Weak Colors (or Simple Colors + Hinge) extends either end of a Simple Colors chain using Hinges or Empty Rectangles considerations. The cells seen by the end of the starting chain are all lightly shaded in the opposite colour. If a single cell now sees a complete set of lightly shaded cells in a unit, it can only be true if the terminal cell is true, and is given the same color (a bonus cell). Any cells seeing a newly created bonus cell can also be lightly coloured in the opposite color and the scheme continued. Bonus cells can only be created in the color of the terminal cell they stem from (as the true-together guarantee is lost for the opposite colour). The same deductions available from Simple Colors are now available with one exception: when one color is shown to be false because it occurs twice or not at all in a house, bonus cells in that color should not be automatically excluded (the full colors show cells that must all be true together, but not necessarily false together).

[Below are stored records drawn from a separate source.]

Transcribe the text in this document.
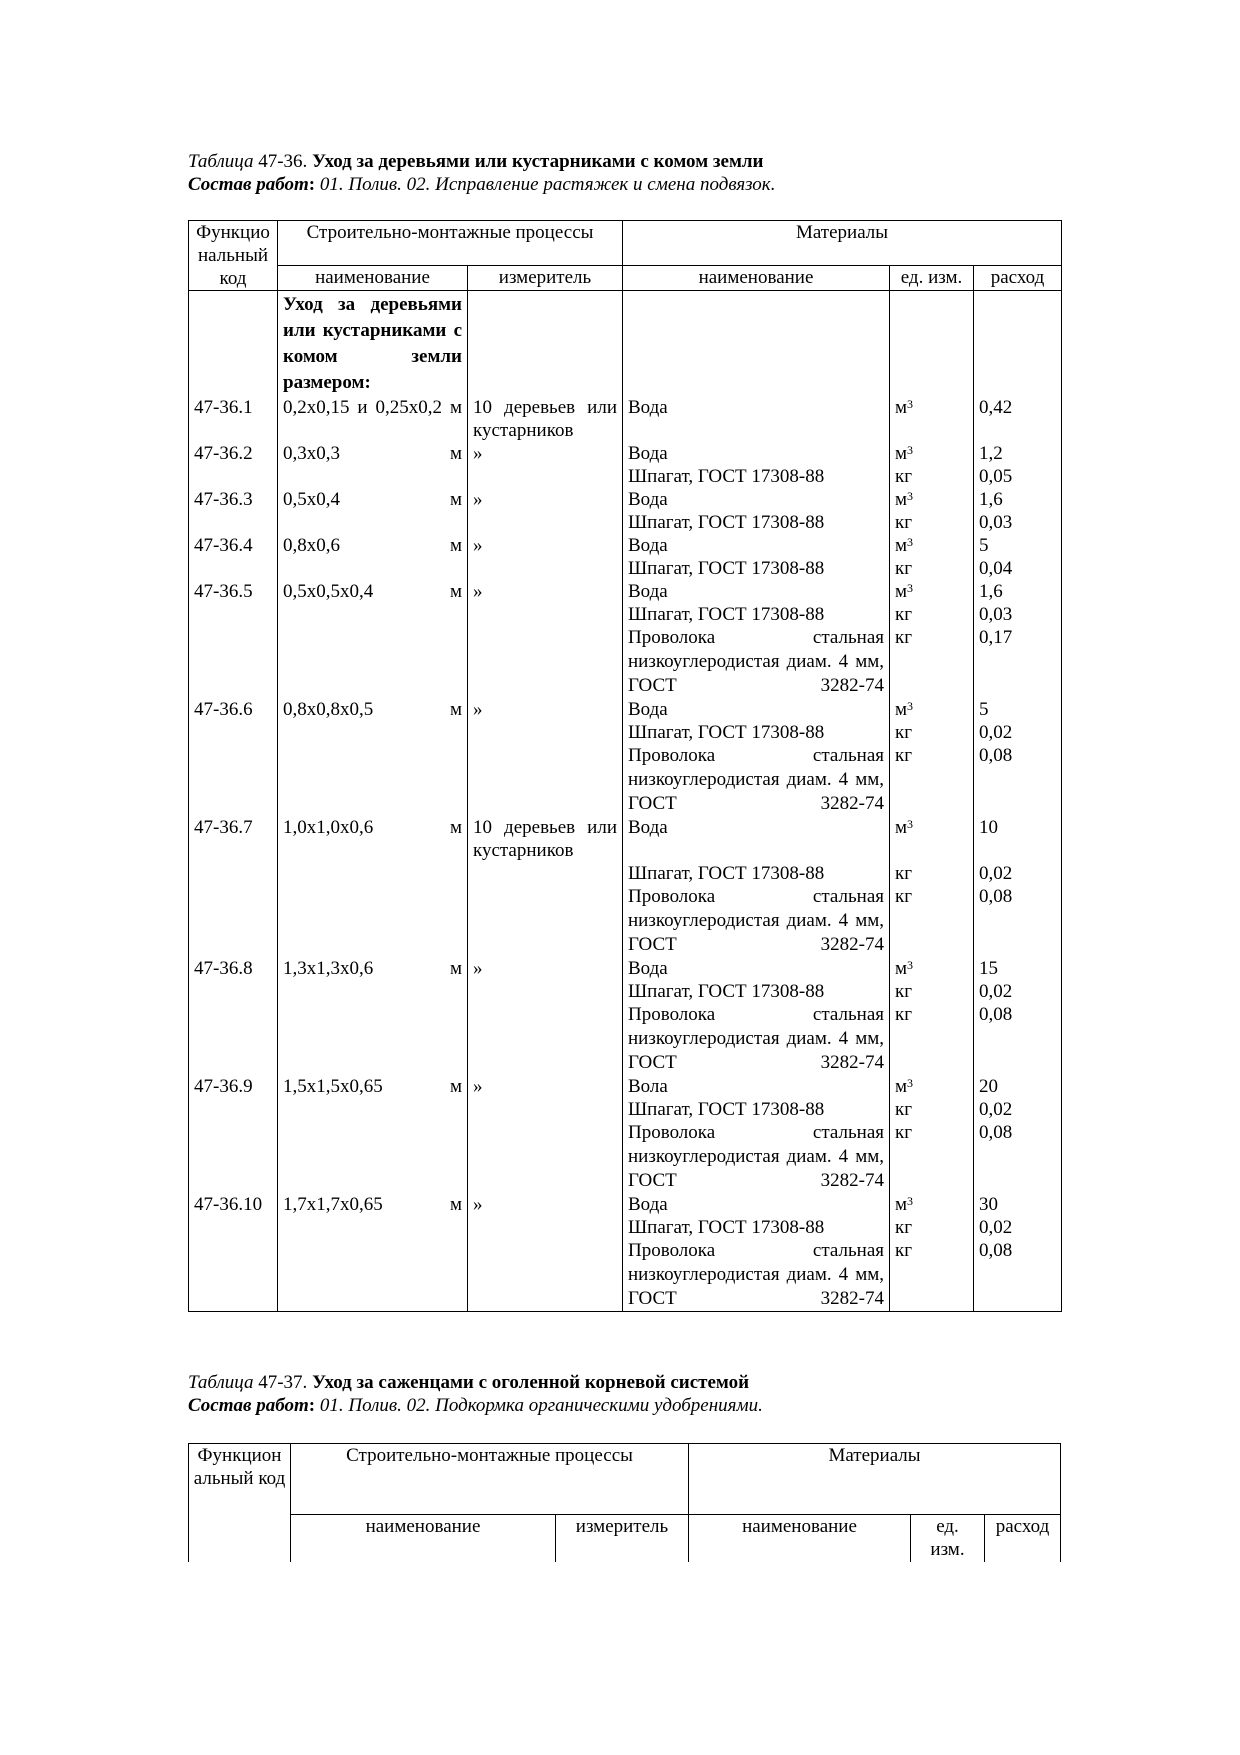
Таблица 47-36. Уход за деревьями или кустарниками с комом земли
Состав работ: 01. Полив. 02. Исправление растяжек и смена подвязок.
Функцио нальный код	Строительно-монтажные процессы		Материалы		
	наименование	измеритель	наименование	ед. изм.	расход
	Уход за деревьями или кустарниками с комом земли размером:				
47-36.1	0,2х0,15 и 0,25х0,2 м	10 деревьев или кустарников	Вода	$м^3$	0,42
47-36.2	0,3х0,3 м	»	Вода	$м^3$	1,2
			Шпагат, ГОСТ 17308-88	кг	0,05
47-36.3	0,5х0,4 м	»	Вода	$м^3$	1,6
			Шпагат, ГОСТ 17308-88	кг	0,03
47-36.4	0,8х0,6 м	»	Вода	$м^3$	5
			Шпагат, ГОСТ 17308-88	кг	0,04
47-36.5	0,5х0,5х0,4 м	»	Вода	$м^3$	1,6
			Шпагат, ГОСТ 17308-88	кг	0,03
			Проволока стальная низкоуглеродистая диам. 4 мм, ГОСТ 3282-74	кг	0,17
47-36.6	0,8х0,8х0,5 м	»	Вода	$м^3$	5
			Шпагат, ГОСТ 17308-88	кг	0,02
			Проволока стальная низкоуглеродистая диам. 4 мм, ГОСТ 3282-74	кг	0,08
47-36.7	1,0х1,0х0,6 м	10 деревьев или кустарников	Вода	$м^3$	10
			Шпагат, ГОСТ 17308-88	кг	0,02
			Проволока стальная низкоуглеродистая диам. 4 мм, ГОСТ 3282-74	кг	0,08
47-36.8	1,3х1,3х0,6 м	»	Вода	$м^3$	15
			Шпагат, ГОСТ 17308-88	кг	0,02
			Проволока стальная низкоуглеродистая диам. 4 мм, ГОСТ 3282-74	кг	0,08
47-36.9	1,5х1,5х0,65 м	»	Вола	$м^3$	20
			Шпагат, ГОСТ 17308-88	кг	0,02
			Проволока стальная низкоуглеродистая диам. 4 мм, ГОСТ 3282-74	кг	0,08
47-36.10	1,7х1,7х0,65 м	»	Вода	$м^3$	30
			Шпагат, ГОСТ 17308-88	кг	0,02
			Проволока стальная низкоуглеродистая диам. 4 мм, ГОСТ 3282-74	кг	0,08
Таблица 47-37. Уход за саженцами с оголенной корневой системой
Состав работ: 01. Полив. 02. Подкормка органическими удобрениями.
Функцион альный код	Строительно-монтажные процессы		Материалы		
	наименование	измеритель	наименование	ед. изм.	расход
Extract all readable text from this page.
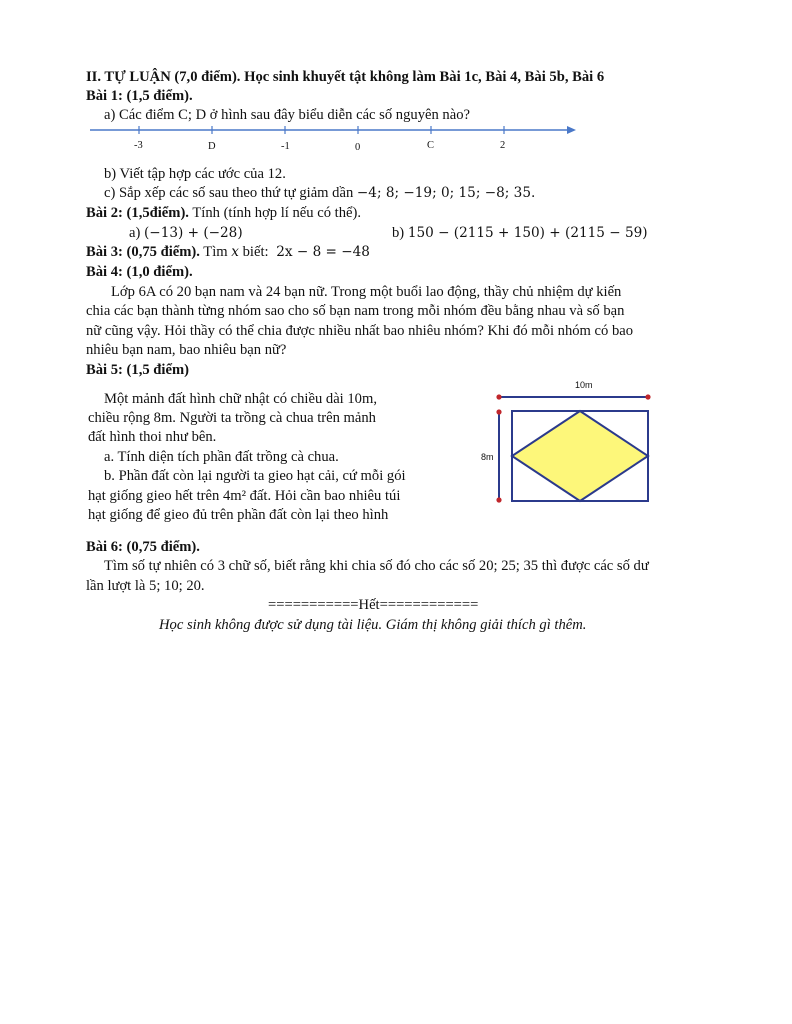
II. TỰ LUẬN (7,0 điểm). Học sinh khuyết tật không làm Bài 1c, Bài 4, Bài 5b, Bài 6
Bài 1: (1,5 điểm).
a) Các điểm C; D ở hình sau đây biểu diễn các số nguyên nào?
-3	D	-1	0	C	2
b) Viết tập hợp các ước của 12.
c) Sắp xếp các số sau theo thứ tự giảm dần −4; 8; −19; 0; 15; −8; 35.
Bài 2: (1,5điểm). Tính (tính hợp lí nếu có thể).
a) (−13) + (−28)	b) 150 − (2115 + 150) + (2115 − 59)
Bài 3: (0,75 điểm). Tìm x biết: 2x − 8 = −48
Bài 4: (1,0 điểm).
Lớp 6A có 20 bạn nam và 24 bạn nữ. Trong một buổi lao động, thầy chủ nhiệm dự kiến
chia các bạn thành từng nhóm sao cho số bạn nam trong mỗi nhóm đều bằng nhau và số bạn
nữ cũng vậy. Hỏi thầy có thể chia được nhiều nhất bao nhiêu nhóm? Khi đó mỗi nhóm có bao
nhiêu bạn nam, bao nhiêu bạn nữ?
Bài 5: (1,5 điểm)
Một mảnh đất hình chữ nhật có chiều dài 10m,
chiều rộng 8m. Người ta trồng cà chua trên mảnh
đất hình thoi như bên.
a. Tính diện tích phần đất trồng cà chua.
b. Phần đất còn lại người ta gieo hạt cải, cứ mỗi gói
hạt giống gieo hết trên 4m² đất. Hỏi cần bao nhiêu túi
hạt giống để gieo đủ trên phần đất còn lại theo hình
10m
8m
Bài 6: (0,75 điểm).
Tìm số tự nhiên có 3 chữ số, biết rằng khi chia số đó cho các số 20; 25; 35 thì được các số dư
lần lượt là 5; 10; 20.
===========Hết============
Học sinh không được sử dụng tài liệu. Giám thị không giải thích gì thêm.
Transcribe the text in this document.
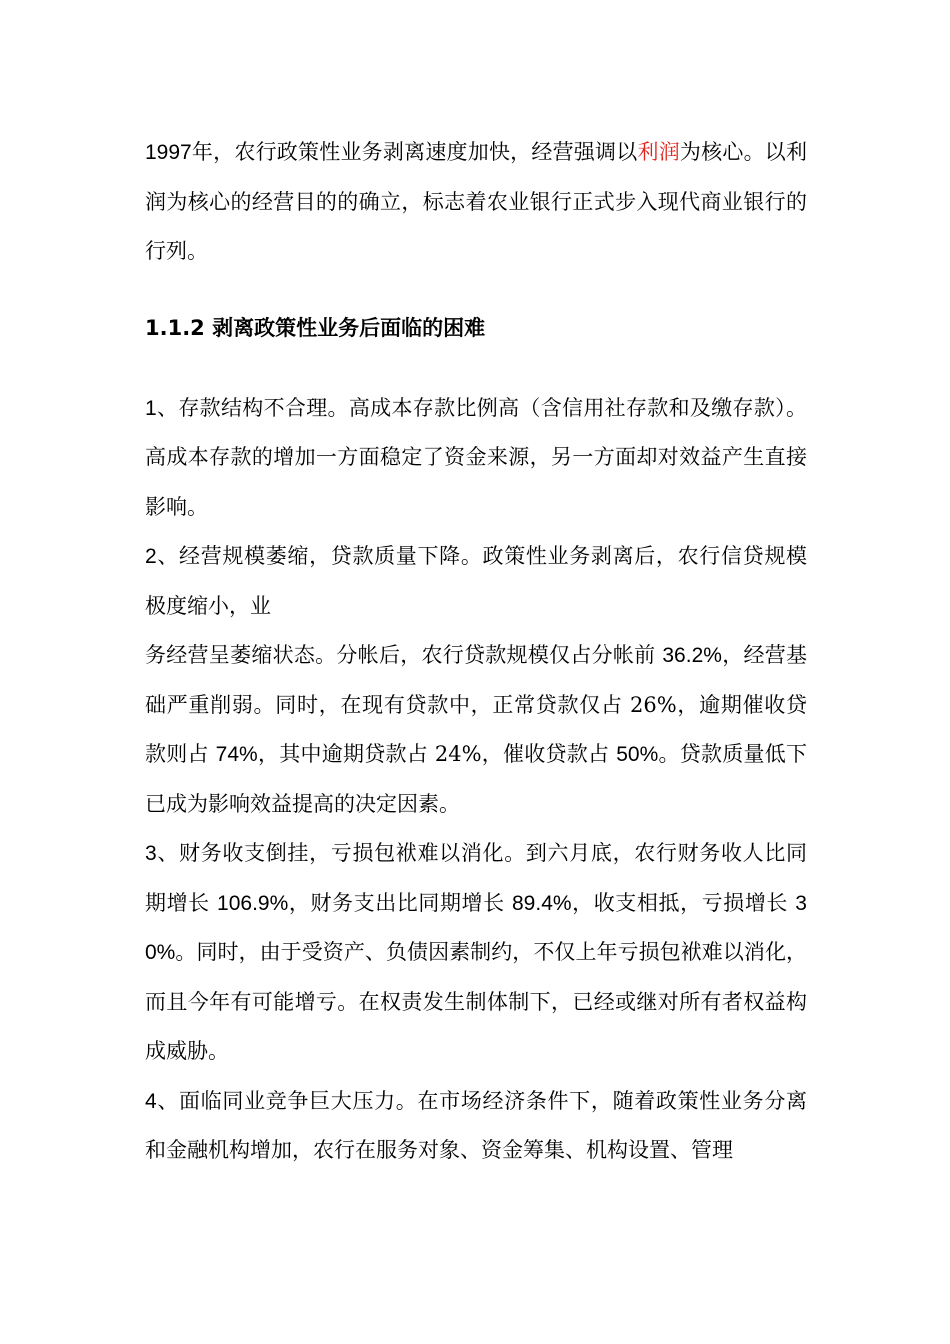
1997年，农行政策性业务剥离速度加快，经营强调以利润为核心。以利润为核心的经营目的的确立，标志着农业银行正式步入现代商业银行的行列。

1.1.2 剥离政策性业务后面临的困难

1、存款结构不合理。高成本存款比例高（含信用社存款和及缴存款）。高成本存款的增加一方面稳定了资金来源，另一方面却对效益产生直接影响。

2、经营规模萎缩，贷款质量下降。政策性业务剥离后，农行信贷规模极度缩小，业
务经营呈萎缩状态。分帐后，农行贷款规模仅占分帐前 36.2%，经营基础严重削弱。同时，在现有贷款中，正常贷款仅占 26%，逾期催收贷款则占 74%，其中逾期贷款占 24%，催收贷款占 50%。贷款质量低下已成为影响效益提高的决定因素。

3、财务收支倒挂，亏损包袱难以消化。到六月底，农行财务收人比同期增长 106.9%，财务支出比同期增长 89.4%，收支相抵，亏损增长 30%。同时，由于受资产、负债因素制约，不仅上年亏损包袱难以消化，而且今年有可能增亏。在权责发生制体制下，已经或继对所有者权益构成威胁。

4、面临同业竞争巨大压力。在市场经济条件下，随着政策性业务分离和金融机构增加，农行在服务对象、资金筹集、机构设置、管理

The starting chain can be as short as one conjugate link. With practice, it is often unnecessary to use the light shadings to check for the presence of a bonus cell. If there is more than one possible single colouring chain, the method should be repeated for each one, when it produces nearly all the exclusions found by Multi-Colors. The difference is that this method is non-bifurcative, as only one un-branched chain is involved at any time.
The method predates X-Colors, which is an extension of the same principles to provide Nishio deductions by allowing multiple branches. So, repeated application of Weak Colors will not find all the exclusions provided by X-colors.
Example Coloring Sequence
This diagram gives the marking order for an extended example. In column 7 the conjugate pair X-Y have been coloured strongly. From X the colouring is extended through 3 hinges to give bonus cells A, B & C which must be true when X is true. First a1 & a2 are lightly shaded in green, as one of them must be true if X is false. As A is the only remaining cell in box 5 it can therefore be given the same colour as X. The logic continues: A -> (b1 & b2) -> B -> (c1 & c2) -> C. From the green cell, Y, we also get Y -> d1 -> D, but note d1 cannot be strongly coloured even though it is conjugate with D, as although D must be true when Y is true, it may still be true even when Y is false.
The red victim cell, V, can now be excluded according to the usual single coloring rules. It is seen both by strongly coloured yellow (C) and green (Y & D) cells, and one of these two sets must be true.
To avoid being bifurcative, each exclusion should reportable as a single unbranched chain of inferences (and so could be written as an AIC).